Working with a potential pathogen required some additional steps and precautions for the research experience. Students performed initial online lab safety training modules on biosafety level 2 (BSL2) labs and bloodborne pathogens through SafetySkills (www.safetyskills.com). We then trained them to follow all ASM Biosafety Guidelines for working with BSL2 organisms. Students were then given a lab strain of Staphylococcus epidermidis to practice plate streaking, and a week later they were individually tested on that technique. Students that did not pass were asked to practice some more and retest until they passed before they could move on.
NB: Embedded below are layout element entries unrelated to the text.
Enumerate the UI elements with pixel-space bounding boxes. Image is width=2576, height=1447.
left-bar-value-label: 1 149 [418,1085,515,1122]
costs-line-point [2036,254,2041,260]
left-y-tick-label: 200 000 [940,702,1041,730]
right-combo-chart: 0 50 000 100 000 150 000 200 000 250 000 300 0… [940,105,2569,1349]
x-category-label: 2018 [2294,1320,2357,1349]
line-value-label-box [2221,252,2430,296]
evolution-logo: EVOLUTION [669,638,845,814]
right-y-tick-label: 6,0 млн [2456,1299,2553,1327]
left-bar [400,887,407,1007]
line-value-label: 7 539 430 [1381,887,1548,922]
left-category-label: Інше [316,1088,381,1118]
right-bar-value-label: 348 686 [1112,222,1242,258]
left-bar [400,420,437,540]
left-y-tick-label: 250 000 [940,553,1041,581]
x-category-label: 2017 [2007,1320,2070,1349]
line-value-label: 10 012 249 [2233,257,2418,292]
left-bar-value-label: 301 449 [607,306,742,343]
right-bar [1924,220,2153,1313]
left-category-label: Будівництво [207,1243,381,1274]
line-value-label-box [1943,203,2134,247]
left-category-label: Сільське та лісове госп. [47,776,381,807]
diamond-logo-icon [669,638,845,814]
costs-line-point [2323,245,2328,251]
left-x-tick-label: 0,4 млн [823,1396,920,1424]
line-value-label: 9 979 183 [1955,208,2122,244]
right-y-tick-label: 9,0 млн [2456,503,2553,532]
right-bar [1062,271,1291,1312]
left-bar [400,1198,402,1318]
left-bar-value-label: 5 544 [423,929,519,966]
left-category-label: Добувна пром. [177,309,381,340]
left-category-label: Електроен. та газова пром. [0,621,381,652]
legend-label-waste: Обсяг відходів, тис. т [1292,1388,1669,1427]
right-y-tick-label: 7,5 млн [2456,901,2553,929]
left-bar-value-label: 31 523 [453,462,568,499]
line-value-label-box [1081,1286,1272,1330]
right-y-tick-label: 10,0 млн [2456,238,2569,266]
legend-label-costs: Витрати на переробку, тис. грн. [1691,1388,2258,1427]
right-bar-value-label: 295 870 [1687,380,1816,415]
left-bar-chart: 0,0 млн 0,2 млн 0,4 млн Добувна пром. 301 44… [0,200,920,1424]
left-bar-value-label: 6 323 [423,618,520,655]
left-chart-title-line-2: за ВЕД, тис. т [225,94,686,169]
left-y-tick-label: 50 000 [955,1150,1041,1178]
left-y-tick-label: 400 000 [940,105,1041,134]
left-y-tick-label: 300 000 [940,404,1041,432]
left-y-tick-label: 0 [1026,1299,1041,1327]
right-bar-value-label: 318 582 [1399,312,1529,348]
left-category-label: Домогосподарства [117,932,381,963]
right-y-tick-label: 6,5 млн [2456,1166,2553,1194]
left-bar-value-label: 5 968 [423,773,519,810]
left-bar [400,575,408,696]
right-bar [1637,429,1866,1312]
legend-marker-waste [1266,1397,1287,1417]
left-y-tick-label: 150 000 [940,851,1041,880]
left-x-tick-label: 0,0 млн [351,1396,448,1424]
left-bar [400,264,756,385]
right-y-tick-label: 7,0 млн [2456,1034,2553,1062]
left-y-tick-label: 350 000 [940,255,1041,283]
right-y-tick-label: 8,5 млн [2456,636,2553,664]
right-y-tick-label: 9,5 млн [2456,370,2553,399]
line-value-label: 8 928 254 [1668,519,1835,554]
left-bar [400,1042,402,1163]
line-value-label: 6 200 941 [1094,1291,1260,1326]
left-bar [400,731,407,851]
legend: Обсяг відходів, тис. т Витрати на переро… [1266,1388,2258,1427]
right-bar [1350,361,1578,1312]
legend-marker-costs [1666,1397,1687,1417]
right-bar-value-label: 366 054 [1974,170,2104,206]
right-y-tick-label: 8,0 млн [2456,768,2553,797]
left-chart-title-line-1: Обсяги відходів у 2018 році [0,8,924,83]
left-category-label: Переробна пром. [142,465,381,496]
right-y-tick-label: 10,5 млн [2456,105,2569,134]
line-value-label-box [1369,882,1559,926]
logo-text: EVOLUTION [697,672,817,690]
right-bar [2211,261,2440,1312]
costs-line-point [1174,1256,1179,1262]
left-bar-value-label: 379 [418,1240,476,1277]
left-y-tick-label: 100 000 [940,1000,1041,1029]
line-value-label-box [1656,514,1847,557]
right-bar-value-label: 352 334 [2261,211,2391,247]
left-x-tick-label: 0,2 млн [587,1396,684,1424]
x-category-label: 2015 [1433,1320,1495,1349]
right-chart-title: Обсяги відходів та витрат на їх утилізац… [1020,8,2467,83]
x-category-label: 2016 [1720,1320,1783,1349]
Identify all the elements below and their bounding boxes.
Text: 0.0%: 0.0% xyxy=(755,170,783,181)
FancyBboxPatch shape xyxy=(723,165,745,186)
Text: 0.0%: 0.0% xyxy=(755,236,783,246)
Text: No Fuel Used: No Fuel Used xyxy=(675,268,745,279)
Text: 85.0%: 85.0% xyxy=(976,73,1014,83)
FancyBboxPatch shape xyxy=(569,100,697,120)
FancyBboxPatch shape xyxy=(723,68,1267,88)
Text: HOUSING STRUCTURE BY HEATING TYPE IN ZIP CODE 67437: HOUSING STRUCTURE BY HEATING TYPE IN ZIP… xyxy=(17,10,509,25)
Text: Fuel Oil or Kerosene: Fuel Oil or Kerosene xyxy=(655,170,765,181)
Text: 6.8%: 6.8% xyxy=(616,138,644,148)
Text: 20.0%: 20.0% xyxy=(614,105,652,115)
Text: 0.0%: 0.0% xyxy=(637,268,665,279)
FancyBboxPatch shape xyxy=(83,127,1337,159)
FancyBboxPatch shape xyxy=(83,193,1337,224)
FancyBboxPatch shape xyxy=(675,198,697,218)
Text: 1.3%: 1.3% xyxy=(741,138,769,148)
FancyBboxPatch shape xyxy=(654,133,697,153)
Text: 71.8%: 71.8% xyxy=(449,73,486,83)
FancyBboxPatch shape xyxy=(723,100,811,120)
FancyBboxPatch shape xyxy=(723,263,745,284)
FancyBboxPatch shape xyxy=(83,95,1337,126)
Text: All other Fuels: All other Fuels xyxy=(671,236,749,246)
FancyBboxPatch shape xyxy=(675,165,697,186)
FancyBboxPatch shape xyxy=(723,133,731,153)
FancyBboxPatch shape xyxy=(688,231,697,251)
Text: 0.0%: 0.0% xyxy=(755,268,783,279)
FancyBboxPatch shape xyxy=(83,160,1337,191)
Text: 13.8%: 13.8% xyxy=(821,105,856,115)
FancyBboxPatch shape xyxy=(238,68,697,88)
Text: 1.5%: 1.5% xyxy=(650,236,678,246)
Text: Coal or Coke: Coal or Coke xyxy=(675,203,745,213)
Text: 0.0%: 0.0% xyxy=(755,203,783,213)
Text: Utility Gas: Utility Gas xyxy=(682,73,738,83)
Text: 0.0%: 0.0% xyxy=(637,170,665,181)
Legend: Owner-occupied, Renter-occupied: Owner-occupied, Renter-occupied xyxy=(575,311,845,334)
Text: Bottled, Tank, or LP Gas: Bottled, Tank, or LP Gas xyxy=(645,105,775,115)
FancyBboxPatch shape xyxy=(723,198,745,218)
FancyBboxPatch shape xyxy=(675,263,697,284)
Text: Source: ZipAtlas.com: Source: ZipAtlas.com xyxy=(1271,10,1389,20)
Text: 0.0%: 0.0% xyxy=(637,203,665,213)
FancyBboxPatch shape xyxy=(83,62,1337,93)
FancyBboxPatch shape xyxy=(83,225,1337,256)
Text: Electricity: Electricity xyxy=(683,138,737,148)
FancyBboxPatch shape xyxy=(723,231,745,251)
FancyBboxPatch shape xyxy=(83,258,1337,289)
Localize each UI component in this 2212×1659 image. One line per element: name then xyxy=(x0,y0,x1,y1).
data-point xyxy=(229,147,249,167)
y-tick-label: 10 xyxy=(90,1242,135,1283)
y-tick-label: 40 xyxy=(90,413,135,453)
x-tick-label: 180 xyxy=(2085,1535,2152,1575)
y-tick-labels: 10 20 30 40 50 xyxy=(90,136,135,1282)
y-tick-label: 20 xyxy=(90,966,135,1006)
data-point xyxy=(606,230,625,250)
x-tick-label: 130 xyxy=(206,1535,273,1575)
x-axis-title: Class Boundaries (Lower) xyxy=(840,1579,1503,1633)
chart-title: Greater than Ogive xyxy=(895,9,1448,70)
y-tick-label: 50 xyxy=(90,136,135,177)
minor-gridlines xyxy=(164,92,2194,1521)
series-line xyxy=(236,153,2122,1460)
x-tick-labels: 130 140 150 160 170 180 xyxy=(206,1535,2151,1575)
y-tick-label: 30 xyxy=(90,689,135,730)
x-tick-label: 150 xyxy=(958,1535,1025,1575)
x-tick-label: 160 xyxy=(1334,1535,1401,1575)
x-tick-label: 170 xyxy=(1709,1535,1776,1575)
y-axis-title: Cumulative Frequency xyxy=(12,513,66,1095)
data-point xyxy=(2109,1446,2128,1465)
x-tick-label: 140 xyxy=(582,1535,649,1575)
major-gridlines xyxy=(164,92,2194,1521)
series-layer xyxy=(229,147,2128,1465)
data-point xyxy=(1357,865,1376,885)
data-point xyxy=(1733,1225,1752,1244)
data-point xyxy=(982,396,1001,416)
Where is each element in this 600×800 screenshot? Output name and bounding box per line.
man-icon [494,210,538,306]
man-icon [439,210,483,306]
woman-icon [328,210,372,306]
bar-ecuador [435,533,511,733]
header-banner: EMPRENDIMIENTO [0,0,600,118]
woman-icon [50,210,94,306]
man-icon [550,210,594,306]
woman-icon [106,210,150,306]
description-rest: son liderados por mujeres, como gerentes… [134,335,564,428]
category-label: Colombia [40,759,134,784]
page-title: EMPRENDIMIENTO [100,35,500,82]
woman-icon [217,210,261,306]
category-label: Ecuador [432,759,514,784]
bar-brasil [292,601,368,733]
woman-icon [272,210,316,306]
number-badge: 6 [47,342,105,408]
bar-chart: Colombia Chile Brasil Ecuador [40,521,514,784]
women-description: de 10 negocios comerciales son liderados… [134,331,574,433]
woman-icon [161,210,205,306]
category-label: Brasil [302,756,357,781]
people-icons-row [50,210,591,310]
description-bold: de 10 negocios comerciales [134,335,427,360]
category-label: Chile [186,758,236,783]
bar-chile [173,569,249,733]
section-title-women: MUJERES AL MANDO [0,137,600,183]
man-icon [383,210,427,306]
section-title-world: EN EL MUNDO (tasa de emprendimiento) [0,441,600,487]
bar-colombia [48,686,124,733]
We then increased the stakes so that they were slowly handling more and more potentially pathogenic strains, first a lab strain of S. aureus followed by some characterized study isolates and unknown study isolates. While they were handling samples taken from other individuals, they were doing so in a dedicated BSL2 lab.

CONCLUSION

The department has long held the belief that research is a vital part of the training process for scientists. With the addition of the Staph study, the department was able to make a single semester of research a requirement within our Bachelor of Science degrees. Running research as a course provides workload for faculty and accounts for budgetary funds and lab fees to be used to cover most costs. The simplicity of the equipment and techniques have enabled us to streamline the experience into one in which students travel as a cohort through technique acquisition, confidence enhancement, and testing in a modular way, limiting redundant instruction in favor of one-on-one interactions. These combine to allow 1 to 2 faculty to oversee a larger number of students at one time.